Rhiannon O'Donnabhain (oh-DON'-oh-vin), who was born a man, sued the Internal Revenue Service after the agency rejected a $5,000 deduction for approximately $25,000 in medical expenses associated with the sex-change surgery.

The IRS said the surgery was cosmetic and not medically necessary.

In its decision Tuesday, the tax court said the IRS position was "at best a superficial characterization of the circumstances" that is "thoroughly rebutted by the medical evidence."

The legal group Gay & Lesbian Advocates & Defenders, which represented O'Donnabhain, said the ruling could potentially affect thousands of people a year in the U.S. who undergo similar operations.

"I think what the court is saying is that surgery and hormone therapy for transgender people to alleviate the stress associated with gender identity disorder is legitimate medical care," said Jennifer Levi, a GLAD attorney.

IRS spokeswoman Michelle Eldridge declined to comment on the ruling.

In a 2007 interview with The Associated Press, O'Donnabhain said she underwent sex-reassignment surgery at age 57, after a tormented existence as a father, husband, Coast Guardsman and construction worker.

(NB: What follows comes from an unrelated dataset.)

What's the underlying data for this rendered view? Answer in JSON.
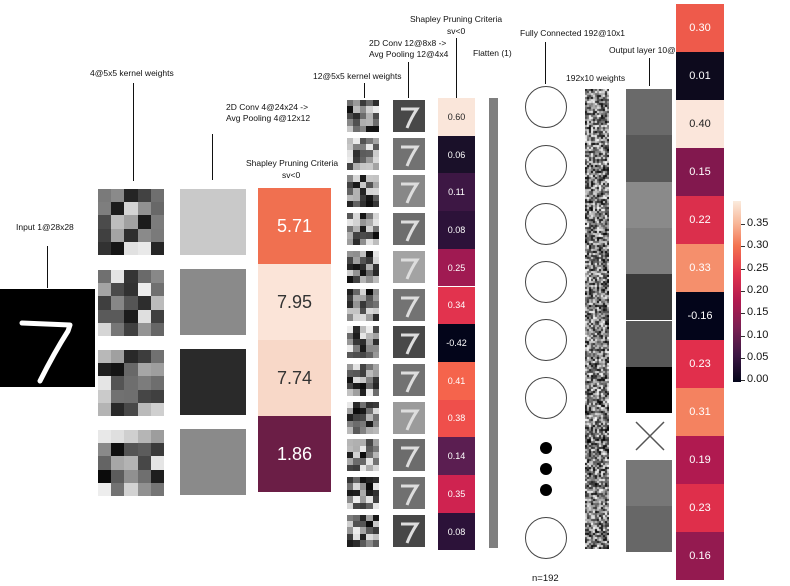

She wrote off the $25,000 in medical expenses on her taxes, but the IRS disallowed the deduction, ruling that the procedure was not a medical necessity.

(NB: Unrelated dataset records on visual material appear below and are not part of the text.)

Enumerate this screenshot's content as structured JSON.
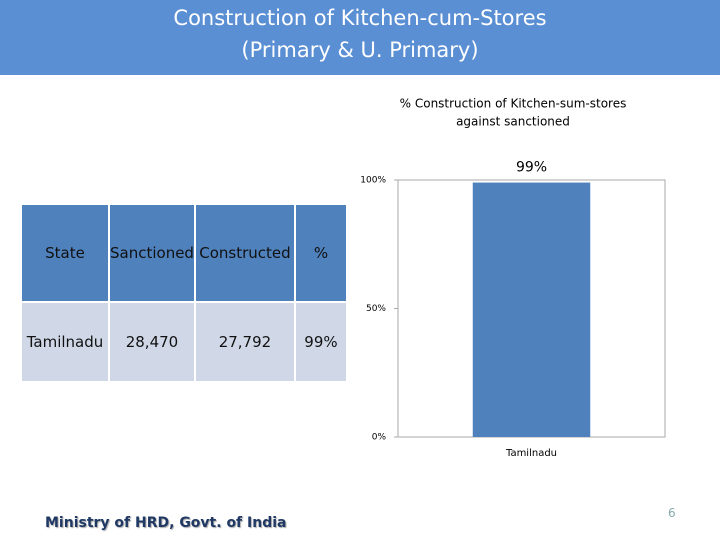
{
  "header": {
    "title": [
      "Construction of Kitchen-cum-Stores",
      "(Primary & U. Primary)"
    ]
  },
  "table": {
    "header": [
      "State",
      "Sanctioned",
      "Constructed",
      "%"
    ],
    "rows": [
      [
        "Tamilnadu",
        "28,470",
        "27,792",
        "99%"
      ]
    ]
  },
  "chart_data": {
    "type": "bar",
    "title": [
      "% Construction of Kitchen-sum-stores",
      "against sanctioned"
    ],
    "categories": [
      "Tamilnadu"
    ],
    "values": [
      99
    ],
    "value_labels": [
      "99%"
    ],
    "color": "#4f81bd",
    "ylim": [
      0,
      100
    ],
    "yticks": [
      {
        "value": 0,
        "label": "0%"
      },
      {
        "value": 50,
        "label": "50%"
      },
      {
        "value": 100,
        "label": "100%"
      }
    ]
  },
  "footer": {
    "source": "Ministry of HRD, Govt. of India",
    "page": "6"
  }
}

O'Donnabhain, now 65, said she brought the lawsuit in an attempt to force the IRS to treat sex-change surgeries the same as appendectomies, heart surgeries and other deductible medical procedures.

"It is not OK for them to do this to me or anyone like me," she said.

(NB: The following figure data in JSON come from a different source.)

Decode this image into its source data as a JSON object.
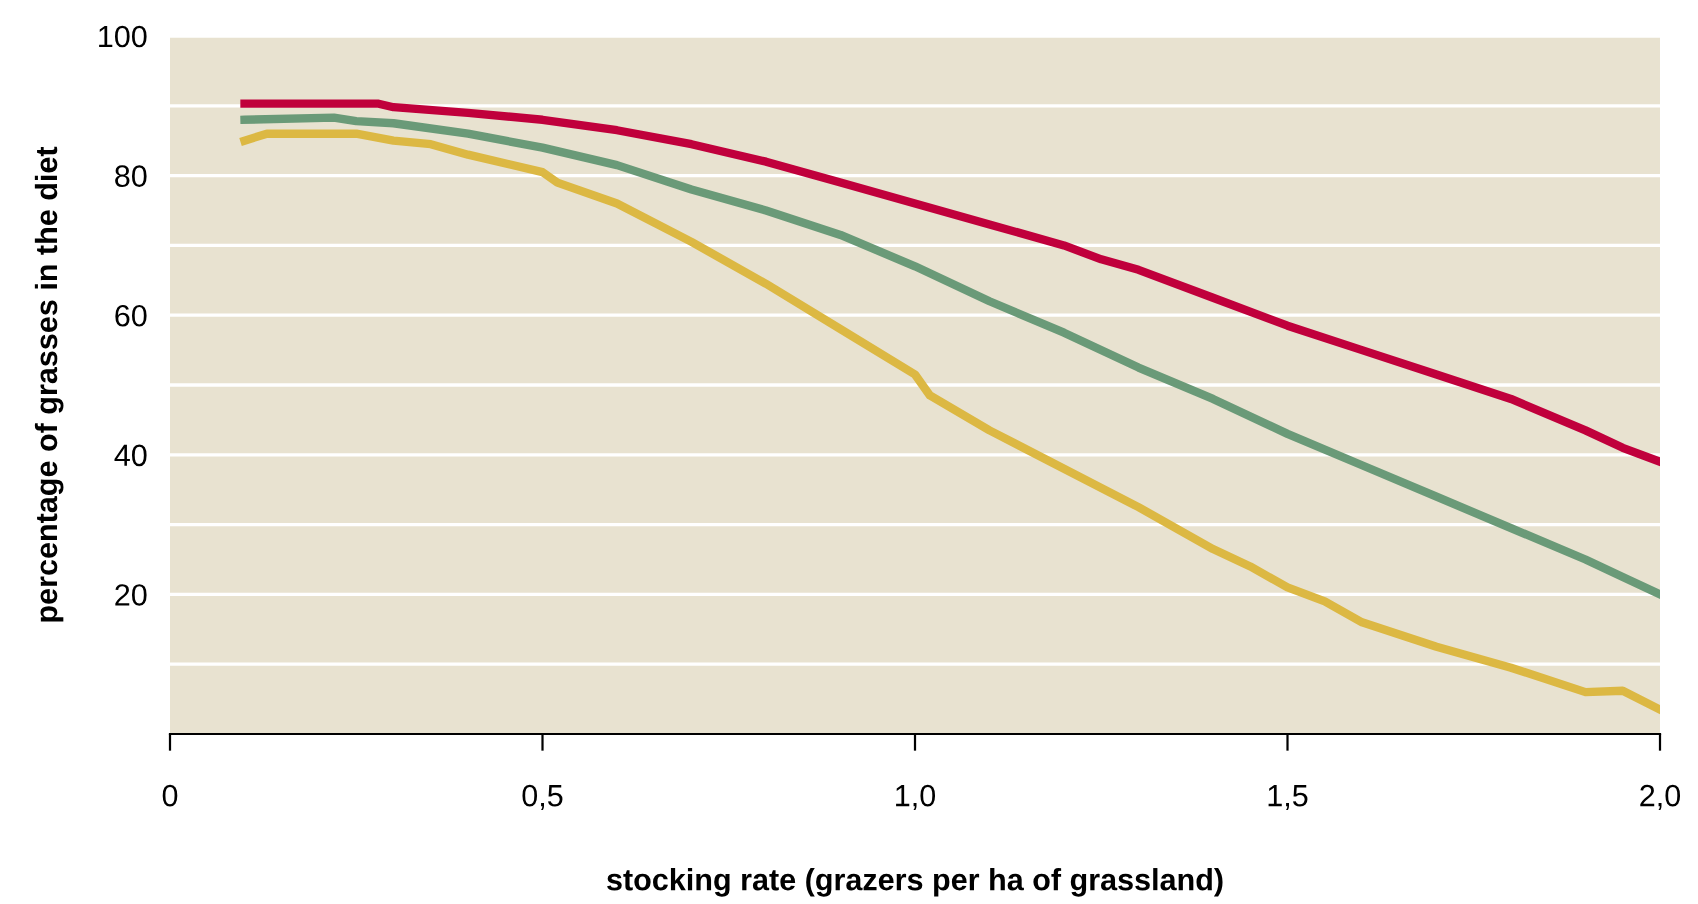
{
  "chart_data": {
    "type": "line",
    "xlabel": "stocking rate (grazers per ha of grassland)",
    "ylabel": "percentage of grasses in the diet",
    "xlim": [
      0,
      2
    ],
    "ylim": [
      0,
      100
    ],
    "xticks": [
      0,
      {
        "value": 0.5,
        "label": "0,5"
      },
      {
        "value": 1.0,
        "label": "1,0"
      },
      {
        "value": 1.5,
        "label": "1,5"
      },
      {
        "value": 2.0,
        "label": "2,0"
      }
    ],
    "yticks": [
      {
        "value": 10,
        "label": null
      },
      20,
      {
        "value": 30,
        "label": null
      },
      40,
      {
        "value": 50,
        "label": null
      },
      60,
      {
        "value": 70,
        "label": null
      },
      80,
      {
        "value": 90,
        "label": null
      },
      100
    ],
    "grid": "y",
    "legend": false,
    "marker": "none",
    "line_style": "solid",
    "series": [
      {
        "color": "#c0003c",
        "x": [
          0.1,
          0.28,
          0.3,
          0.4,
          0.5,
          0.6,
          0.7,
          0.8,
          0.9,
          1.0,
          1.1,
          1.2,
          1.25,
          1.3,
          1.4,
          1.5,
          1.6,
          1.7,
          1.8,
          1.9,
          1.95,
          2.0
        ],
        "values": [
          90.3,
          90.3,
          89.8,
          89,
          88,
          86.5,
          84.5,
          82,
          79,
          76,
          73,
          70,
          68,
          66.5,
          62.5,
          58.5,
          55,
          51.5,
          48,
          43.5,
          41,
          39
        ]
      },
      {
        "color": "#6a9a78",
        "x": [
          0.1,
          0.22,
          0.25,
          0.3,
          0.4,
          0.5,
          0.6,
          0.7,
          0.8,
          0.9,
          1.0,
          1.1,
          1.2,
          1.3,
          1.4,
          1.5,
          1.6,
          1.7,
          1.8,
          1.9,
          1.95,
          2.0
        ],
        "values": [
          88,
          88.3,
          87.8,
          87.5,
          86,
          84,
          81.5,
          78,
          75,
          71.5,
          67,
          62,
          57.5,
          52.5,
          48,
          43,
          38.5,
          34,
          29.5,
          25,
          22.5,
          20
        ]
      },
      {
        "color": "#dcb843",
        "x": [
          0.1,
          0.13,
          0.25,
          0.3,
          0.35,
          0.4,
          0.5,
          0.52,
          0.6,
          0.7,
          0.8,
          0.9,
          1.0,
          1.02,
          1.1,
          1.2,
          1.3,
          1.4,
          1.45,
          1.5,
          1.55,
          1.6,
          1.7,
          1.8,
          1.9,
          1.95,
          2.0
        ],
        "values": [
          85,
          86,
          86,
          85,
          84.5,
          83,
          80.5,
          79,
          76,
          70.5,
          64.5,
          58,
          51.5,
          48.5,
          43.5,
          38,
          32.5,
          26.5,
          24,
          21,
          19,
          16,
          12.5,
          9.5,
          6,
          6.2,
          3.5
        ]
      }
    ]
  }
}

O'Donnabhain's lawyers argued that because gender-identity disorder is a recognized mental disorder that is generally treated with hormones and surgery, the costs are legitimate medical deductions.

The tax court agreed.

"The evidence amply supports the conclusions that petitioner suffered from severe GID, that GID is a well-recognized and serious mental disorder, and that hormone therapy and sex reassignment surgery are considered appropriate and effective treatments for GID by psychiatrists and other mental health professionals who are knowledgeable concerning the condition," the court said in its ruling.

An estimated 1,600 to 2,000 people a year undergo sex-change surgery in the United States, according to the Gay and Lesbian Medical Association.

The tax court said O'Donnabhain could deduct as a medical care expense the costs associated with treating her gender-identity disorder, including sex-reassignment surgery and hormone therapy. But the court said she could not deduct the costs of breast augmentation surgery because it found that she had achieved breast enhancement through hormone treatments.